Basketball was another love. The first day we brought her home we didn’t even have a hoop. She found a basketball and stood outside for HOURS and dribbled and dribbled and dribbled. The next time she came over to visit us, during the pre-adoption phase, I had gone out and got a proper basketball hoop for her and Brandon. They both loved it.
I need to be careful here because I can go on and on and on about the things I loved about her. Her spirit. Her determination. Her passion.
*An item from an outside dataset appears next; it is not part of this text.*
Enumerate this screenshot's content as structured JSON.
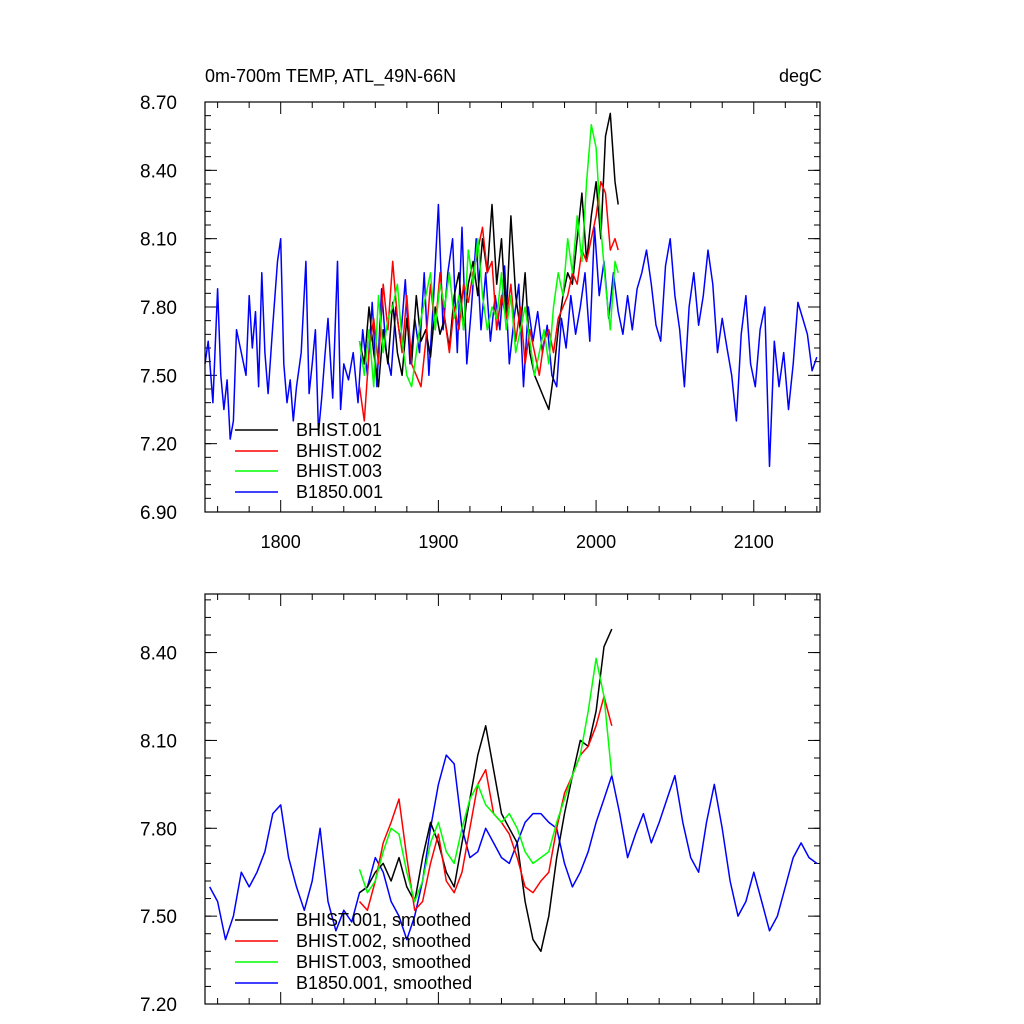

Thank you to all who read my journey through healing and setting my path forward. Thank you to all who reach out to share your stories and ask that I keep bringing mental health to the battlefield of public policy. Thank you for all who have supported Inclusion Connections and PawsAbilities and who plan on supporting the Emma Lengquist Memorial Puppy Parade.
Simply, thank you.
And thank you to God for giving Emma to Marie and I if even for only fifteen years. I can’t wait to see her again. I miss my buddy. That is my selfishness of which I freely admit. She is whole now. She is well now. And she is with her real Father. In many ways, I’m envious. My work here is not done. He will let me know when it is. Until then, I will enjoy her memories and the lessons she taught me. I’ll enjoy the man I’ve become and continue to evolve into because of the doors she forced me to open; a better husband, a better father, a better friend and a better employee, leader, worker. A better human being.